E non dimentichiamo le critiche alla Legge 107 (e alle fesserie pseudodidattiche degli ultimi due decenni) espresse dal professor Salvatore Settis (cui la proposta del M5S pare sia in un primo momento arrivata), secondo il quale «è un’idea perversa sostituire la parola “conoscenza” con “competenza”, come è stato fatto dai pedagogisti alla nostrana, consultati da Berlinguer e dalla Moratti in poi per le loro pessime riforme scolastiche.
Abbiamo bisogno di persone con uno sguardo generale. Non bastano le conoscenze specialistiche, approfondite quanto si vuole. Ci vuole una visione collegata col senso della comunità (come del resto è scritto nella nostra Costituzione, che stiamo via via dimenticando). «E poi non c’è conoscenza senza sguardo critico, cioè senza il dubbio. La scuola ci insegna delle cose, ma dovrebbe soprattutto insegnarci a dubitare di quello che essa stessa ci insegna».
Settis, già direttore della Scuola Normale Superiore di Pisa, è storico dell’arte e archeologo di fama mondiale, nonché presidente del Consiglio Scientifico del Louvre. Nel 2008 scrisse contro i tagli berlusconiani all’istruzione, rendendosi inviso al Governo.

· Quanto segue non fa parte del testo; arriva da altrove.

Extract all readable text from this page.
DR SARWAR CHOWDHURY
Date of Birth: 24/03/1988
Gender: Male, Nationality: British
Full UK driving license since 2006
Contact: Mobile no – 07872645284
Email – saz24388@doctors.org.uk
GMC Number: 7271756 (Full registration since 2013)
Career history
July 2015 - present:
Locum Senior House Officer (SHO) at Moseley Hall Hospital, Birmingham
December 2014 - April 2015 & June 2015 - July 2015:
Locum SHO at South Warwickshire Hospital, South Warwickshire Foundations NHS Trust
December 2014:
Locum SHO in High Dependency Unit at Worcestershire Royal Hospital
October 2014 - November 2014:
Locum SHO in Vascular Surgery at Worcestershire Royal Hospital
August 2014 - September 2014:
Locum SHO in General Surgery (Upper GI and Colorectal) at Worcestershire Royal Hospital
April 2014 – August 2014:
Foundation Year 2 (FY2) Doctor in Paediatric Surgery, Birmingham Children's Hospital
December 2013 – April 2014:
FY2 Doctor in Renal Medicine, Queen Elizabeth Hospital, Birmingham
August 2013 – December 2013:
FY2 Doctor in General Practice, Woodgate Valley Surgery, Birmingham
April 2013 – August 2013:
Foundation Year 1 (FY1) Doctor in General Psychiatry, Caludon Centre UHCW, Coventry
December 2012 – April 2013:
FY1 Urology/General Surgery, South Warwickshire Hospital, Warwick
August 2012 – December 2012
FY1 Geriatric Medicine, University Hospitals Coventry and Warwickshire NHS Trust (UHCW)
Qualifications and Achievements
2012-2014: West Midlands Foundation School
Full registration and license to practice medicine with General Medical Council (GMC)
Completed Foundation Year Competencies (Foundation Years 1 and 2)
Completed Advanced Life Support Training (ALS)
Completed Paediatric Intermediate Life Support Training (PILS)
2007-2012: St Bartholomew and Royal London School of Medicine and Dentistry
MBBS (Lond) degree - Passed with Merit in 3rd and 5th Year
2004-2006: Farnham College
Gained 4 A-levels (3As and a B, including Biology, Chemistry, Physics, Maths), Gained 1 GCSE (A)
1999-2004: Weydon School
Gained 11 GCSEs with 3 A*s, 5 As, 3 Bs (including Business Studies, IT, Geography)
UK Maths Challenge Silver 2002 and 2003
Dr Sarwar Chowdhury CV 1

«Il fatto di dover riempire mille moduli», chiosa Settis sulla valutazione dei Docenti, «dover scrivere mille sciocchezze: è come se non ci si fidasse della responsabilità dell’essere umano. Un professore si giudica dai risultati, da come fa lezione agli allievi»
Perché non candidare persone di questa levatura? Forse per risultare più digeribili a mamma Confindustria e alle istituzioni europee? Questione di Realpolitik?
Ciò significa che anche per il M5S la Scuola resterà Cenerentola? e che i Docenti devono rassegnarsi a difenderla da soli?
Intanto, un’occasione per dar vita alla primavera della Scuola (smettendo di delegare ai burocrati) c’è: sono le prossime elezioni RSU del 17, 18 e 19 aprile. Speriamo che i docenti sappiano coglierla.